North Korean leader Kim Jong-un reportedly told an envoy from the South that he is willing to give up his nuclear program if the security of his nation and his regime are guaranteed.  The US greeted the news with cautious optimism.  The South Korean officials visited Pyongyang on Monday and Tuesday, and agreed to hold a summit meeting between Kim and the South's President Moon Jae-in at the Panmunjom Peace Village on the countries' border in late April.

"The ethnic cleansing of Rohingya from Myanmar continues," said Andrew Gilmour, the UN's assistant secretary-general for human rights.  He accused Myanmar of continuing a "campaign of terror and forced starvation" six months after the military and nationalist mobs killed Rohingyas, burned their vilalges, and forced a mass exodus of more than 700,000 survivors across the border in squalid refugee camps in Bangladesh.  Myanmar claims it is fighting Rohingya insurgents.

Sri Lanka declared a state of emergency after Sinhalese mobs attacked Muslims and Muslim-owned shops in a central town.  The violence followed the funeral of a Buddhist who was killed in a clash with Muslims.  Hardline, nationalist Buddhist groups accuse Muslims of forcing religious conversations and vandalizing Buddhist archaeological sites.  The government appeared to aimed its comments at these groups in issuing a broad warning against inflaming religious hatred. 

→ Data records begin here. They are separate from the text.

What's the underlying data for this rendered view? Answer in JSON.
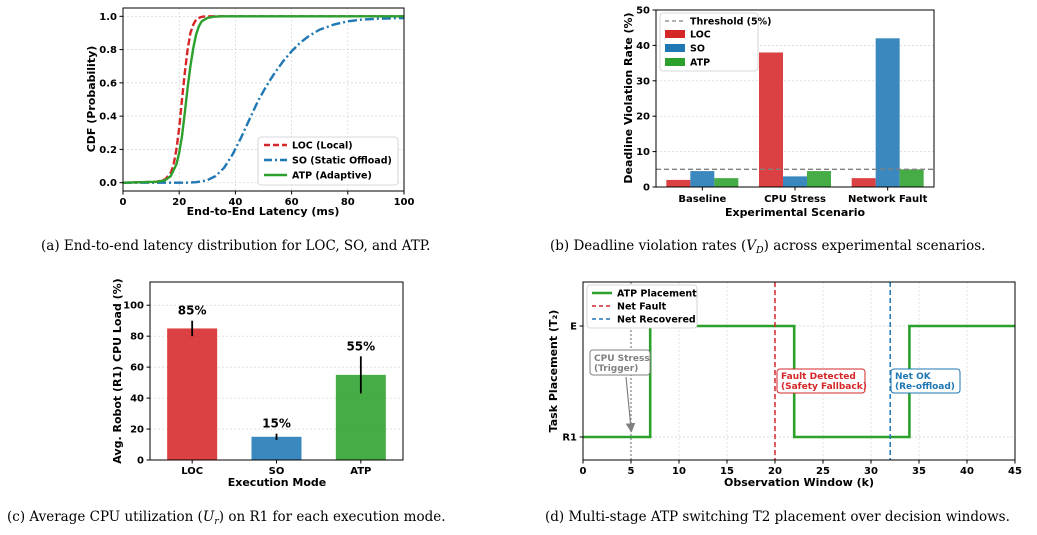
{
  "colors": {
    "loc": "#d62728",
    "so": "#1f77b4",
    "atp": "#2ca02c",
    "threshold": "#808080",
    "gray": "#808080"
  },
  "captions": {
    "a_pre": "(a) End-to-end latency distribution for LOC, SO, and ATP.",
    "b_pre": "(b) Deadline violation rates (",
    "b_sym": "V",
    "b_sub": "D",
    "b_post": ") across experimental scenarios.",
    "c_pre": "(c) Average CPU utilization (",
    "c_sym": "U",
    "c_sub": "r",
    "c_post": ") on R1 for each execution mode.",
    "d_pre": "(d) Multi-stage ATP switching T2 placement over decision windows."
  },
  "chart_data": [
    {
      "id": "a",
      "type": "line",
      "xlabel": "End-to-End Latency (ms)",
      "ylabel": "CDF (Probability)",
      "xlim": [
        0,
        100
      ],
      "ylim": [
        -0.05,
        1.05
      ],
      "xticks": [
        "0",
        "20",
        "40",
        "60",
        "80",
        "100"
      ],
      "yticks": [
        "0.0",
        "0.2",
        "0.4",
        "0.6",
        "0.8",
        "1.0"
      ],
      "grid": true,
      "legend_position": "bottom-right",
      "series": [
        {
          "name": "LOC (Local)",
          "style": "dashed",
          "color": "#d62728",
          "x": [
            0,
            12,
            15,
            17,
            18,
            19,
            20,
            21,
            22,
            23,
            24,
            25,
            26,
            27,
            28,
            30,
            100
          ],
          "y": [
            0,
            0.005,
            0.02,
            0.06,
            0.11,
            0.2,
            0.33,
            0.5,
            0.66,
            0.8,
            0.9,
            0.95,
            0.98,
            0.99,
            0.997,
            1.0,
            1.0
          ]
        },
        {
          "name": "SO (Static Offload)",
          "style": "dashdot",
          "color": "#1f77b4",
          "x": [
            0,
            22,
            26,
            30,
            33,
            36,
            39,
            42,
            45,
            48,
            51,
            54,
            57,
            60,
            63,
            66,
            70,
            75,
            80,
            85,
            90,
            100
          ],
          "y": [
            0,
            0,
            0.003,
            0.015,
            0.04,
            0.09,
            0.17,
            0.27,
            0.38,
            0.49,
            0.58,
            0.66,
            0.73,
            0.79,
            0.84,
            0.88,
            0.92,
            0.95,
            0.97,
            0.98,
            0.985,
            0.99
          ]
        },
        {
          "name": "ATP (Adaptive)",
          "style": "solid",
          "color": "#2ca02c",
          "x": [
            0,
            12,
            15,
            17,
            19,
            20,
            21,
            22,
            23,
            24,
            25,
            26,
            27,
            28,
            30,
            32,
            35,
            100
          ],
          "y": [
            0,
            0.005,
            0.015,
            0.04,
            0.11,
            0.18,
            0.28,
            0.42,
            0.57,
            0.7,
            0.81,
            0.89,
            0.94,
            0.97,
            0.99,
            0.997,
            1.0,
            1.0
          ]
        }
      ]
    },
    {
      "id": "b",
      "type": "bar",
      "xlabel": "Experimental Scenario",
      "ylabel": "Deadline Violation Rate (%)",
      "ylim": [
        0,
        50
      ],
      "yticks": [
        "0",
        "10",
        "20",
        "30",
        "40",
        "50"
      ],
      "categories": [
        "Baseline",
        "CPU Stress",
        "Network Fault"
      ],
      "threshold": {
        "name": "Threshold (5%)",
        "value": 5
      },
      "legend_position": "top-left",
      "grid": true,
      "series": [
        {
          "name": "LOC",
          "color": "#d62728",
          "values": [
            2,
            38,
            2.5
          ]
        },
        {
          "name": "SO",
          "color": "#1f77b4",
          "values": [
            4.5,
            3,
            42
          ]
        },
        {
          "name": "ATP",
          "color": "#2ca02c",
          "values": [
            2.5,
            4.5,
            5
          ]
        }
      ]
    },
    {
      "id": "c",
      "type": "bar",
      "xlabel": "Execution Mode",
      "ylabel": "Avg. Robot (R1) CPU Load (%)",
      "ylim": [
        0,
        115
      ],
      "yticks": [
        "0",
        "20",
        "40",
        "60",
        "80",
        "100"
      ],
      "categories": [
        "LOC",
        "SO",
        "ATP"
      ],
      "values": [
        85,
        15,
        55
      ],
      "errors": [
        5,
        2,
        12
      ],
      "data_labels": [
        "85%",
        "15%",
        "55%"
      ],
      "colors": [
        "#d62728",
        "#1f77b4",
        "#2ca02c"
      ],
      "grid": true
    },
    {
      "id": "d",
      "type": "line",
      "xlabel": "Observation Window (k)",
      "ylabel": "Task Placement (T₂)",
      "xlim": [
        0,
        45
      ],
      "xticks": [
        "0",
        "5",
        "10",
        "15",
        "20",
        "25",
        "30",
        "35",
        "40",
        "45"
      ],
      "yticks": [
        "R1",
        "E"
      ],
      "grid": true,
      "legend_position": "top-left",
      "series": [
        {
          "name": "ATP Placement",
          "color": "#2ca02c",
          "x": [
            0,
            7,
            7,
            22,
            22,
            34,
            34,
            45
          ],
          "y": [
            "R1",
            "R1",
            "E",
            "E",
            "R1",
            "R1",
            "E",
            "E"
          ]
        }
      ],
      "vlines": [
        {
          "name": "Net Fault",
          "x": 20,
          "color": "#d62728"
        },
        {
          "name": "Net Recovered",
          "x": 32,
          "color": "#1f77b4"
        },
        {
          "x": 5,
          "color": "#808080"
        }
      ],
      "annotations": [
        {
          "line1": "CPU Stress",
          "line2": "(Trigger)",
          "color": "#808080"
        },
        {
          "line1": "Fault Detected",
          "line2": "(Safety Fallback)",
          "color": "#d62728"
        },
        {
          "line1": "Net OK",
          "line2": "(Re-offload)",
          "color": "#1f77b4"
        }
      ]
    }
  ]
}
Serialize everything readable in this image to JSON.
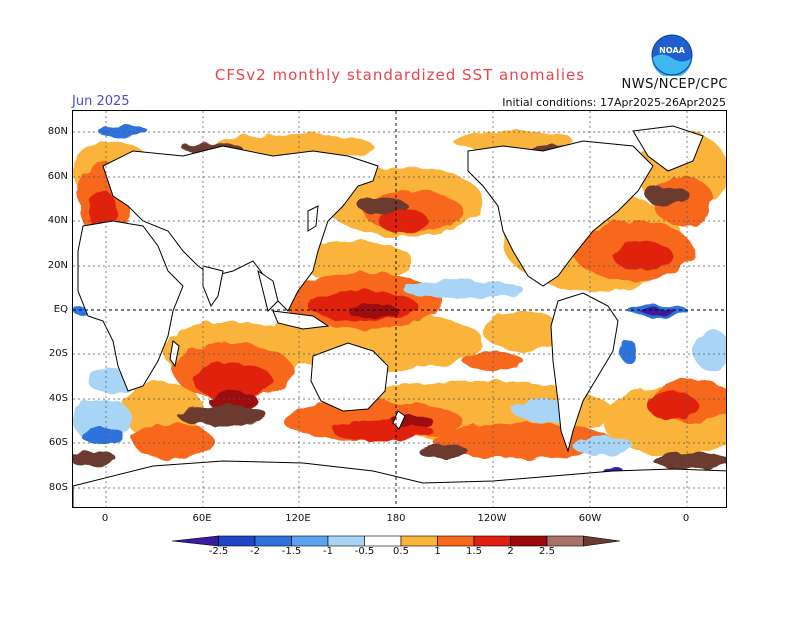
{
  "title": "CFSv2 monthly standardized SST anomalies",
  "agency": "NWS/NCEP/CPC",
  "logo_text": "NOAA",
  "month_label": "Jun 2025",
  "initial_conditions": "Initial conditions: 17Apr2025-26Apr2025",
  "lat_labels": [
    "80N",
    "60N",
    "40N",
    "20N",
    "EQ",
    "20S",
    "40S",
    "60S",
    "80S"
  ],
  "lon_labels": [
    "0",
    "60E",
    "120E",
    "180",
    "120W",
    "60W",
    "0"
  ],
  "colorbar": {
    "ticks": [
      "-2.5",
      "-2",
      "-1.5",
      "-1",
      "-0.5",
      "0.5",
      "1",
      "1.5",
      "2",
      "2.5"
    ],
    "colors": [
      "#3a1b9e",
      "#2244c6",
      "#2f72dc",
      "#5aa4ee",
      "#a8d4f6",
      "#ffffff",
      "#fbb43a",
      "#f7671c",
      "#e0200e",
      "#9e0a0a",
      "#a97268",
      "#6b3a2e"
    ]
  }
}
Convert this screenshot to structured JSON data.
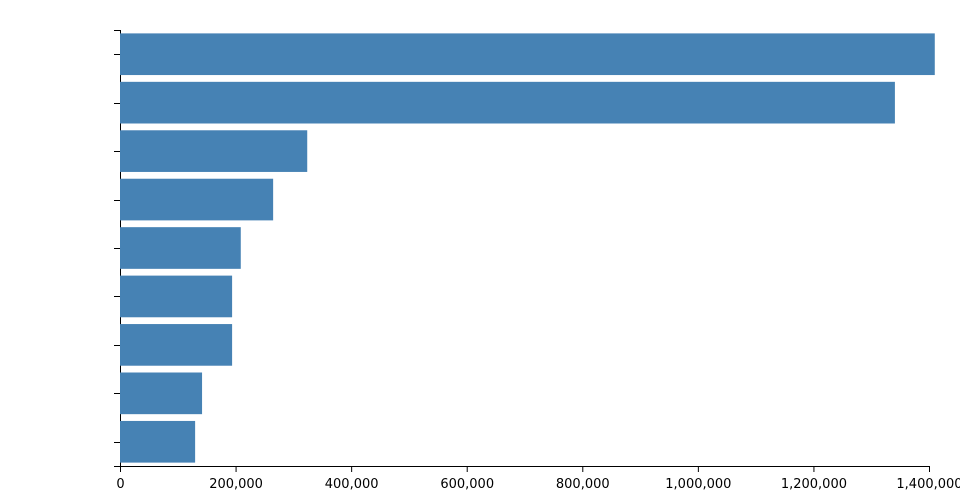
{
  "chart_data": {
    "type": "bar",
    "orientation": "horizontal",
    "categories": [
      null,
      null,
      null,
      null,
      null,
      null,
      null,
      null,
      null
    ],
    "values": [
      1410000,
      1341000,
      324000,
      265000,
      209000,
      194000,
      194000,
      142000,
      130000
    ],
    "color": "#4682b4",
    "xlim": [
      0,
      1400000
    ],
    "xticks": [
      0,
      {
        "value": 200000,
        "label": "200,000"
      },
      {
        "value": 400000,
        "label": "400,000"
      },
      {
        "value": 600000,
        "label": "600,000"
      },
      {
        "value": 800000,
        "label": "800,000"
      },
      {
        "value": 1000000,
        "label": "1,000,000"
      },
      {
        "value": 1200000,
        "label": "1,200,000"
      },
      {
        "value": 1400000,
        "label": "1,400,000"
      }
    ],
    "grid": false
  }
}
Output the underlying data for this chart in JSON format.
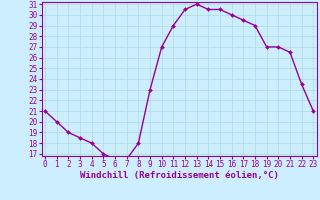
{
  "title": "Windchill (Refroidissement éolien,°C)",
  "x_values": [
    0,
    1,
    2,
    3,
    4,
    5,
    6,
    7,
    8,
    9,
    10,
    11,
    12,
    13,
    14,
    15,
    16,
    17,
    18,
    19,
    20,
    21,
    22,
    23
  ],
  "y_values": [
    21,
    20,
    19,
    18.5,
    18,
    17,
    16.5,
    16.5,
    18,
    23,
    27,
    29,
    30.5,
    31,
    30.5,
    30.5,
    30,
    29.5,
    29,
    27,
    27,
    26.5,
    23.5,
    21
  ],
  "ylim_min": 17,
  "ylim_max": 31,
  "xlim_min": 0,
  "xlim_max": 23,
  "yticks": [
    17,
    18,
    19,
    20,
    21,
    22,
    23,
    24,
    25,
    26,
    27,
    28,
    29,
    30,
    31
  ],
  "xticks": [
    0,
    1,
    2,
    3,
    4,
    5,
    6,
    7,
    8,
    9,
    10,
    11,
    12,
    13,
    14,
    15,
    16,
    17,
    18,
    19,
    20,
    21,
    22,
    23
  ],
  "line_color": "#990099",
  "marker_color": "#990099",
  "bg_color": "#cceeff",
  "grid_color": "#aadddd",
  "border_color": "#990099",
  "xlabel_color": "#990099",
  "tick_label_color": "#990099",
  "tick_label_size": 5.5,
  "xlabel_size": 6.5,
  "line_width": 1.0,
  "marker_size": 2.0
}
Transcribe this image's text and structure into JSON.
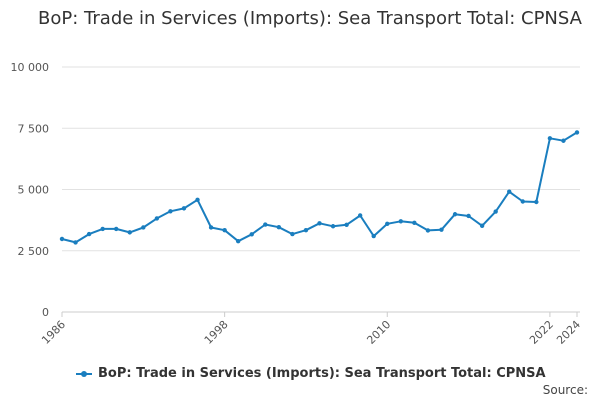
{
  "chart_data": {
    "type": "line",
    "title": "BoP: Trade in Services (Imports): Sea Transport Total: CPNSA",
    "xlabel": "",
    "ylabel": "",
    "x": [
      1986,
      1987,
      1988,
      1989,
      1990,
      1991,
      1992,
      1993,
      1994,
      1995,
      1996,
      1997,
      1998,
      1999,
      2000,
      2001,
      2002,
      2003,
      2004,
      2005,
      2006,
      2007,
      2008,
      2009,
      2010,
      2011,
      2012,
      2013,
      2014,
      2015,
      2016,
      2017,
      2018,
      2019,
      2020,
      2021,
      2022,
      2023,
      2024
    ],
    "series": [
      {
        "name": "BoP: Trade in Services (Imports): Sea Transport Total: CPNSA",
        "values": [
          2980,
          2840,
          3180,
          3390,
          3390,
          3250,
          3450,
          3820,
          4110,
          4230,
          4580,
          3450,
          3340,
          2890,
          3170,
          3570,
          3460,
          3180,
          3340,
          3620,
          3500,
          3560,
          3940,
          3100,
          3600,
          3700,
          3640,
          3330,
          3360,
          3990,
          3920,
          3520,
          4100,
          4910,
          4510,
          4490,
          7090,
          6990,
          7330
        ]
      }
    ],
    "xticks": [
      "1986",
      "1998",
      "2010",
      "2022",
      "2024"
    ],
    "yticks": [
      "0",
      "2 500",
      "5 000",
      "7 500",
      "10 000"
    ],
    "ylim": [
      0,
      10000
    ],
    "xlim": [
      1986,
      2024
    ],
    "grid": true,
    "legend_position": "bottom",
    "color": "#1a7ebf",
    "source_label": "Source:"
  }
}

France is setting the legal age of sexual consent as 15; it means that sex with someone younger than that would be considered rape.  Prior to this, prosecutors had to prove that relations were non-consensual.  The new laws come after two cases involving dirtbags aged 28 and 30 who avoided punishment for having sex with underage girls because the court found it wasn't forced or coerced. 

The number of child marriages around the world has declined, according to UNICEF.  The UN childrens' agency says that better education and information has prevented 25 million child marriages  in the past decade; a decade ago, one-in-four girls married before age 18, now it's one-in-five.  "When a girl is forced to marry as a child she faces immediate and lifelong consequences," said UNICEF's Anju Malhotra.  "Her odds of finishing school decrease while her odds of being abused by her husband and suffering complications during pregnancy increase."  The most progress is being made in South Asia; Africa now has the most child marriages, but countries like Ethiopia had cut rates by a third.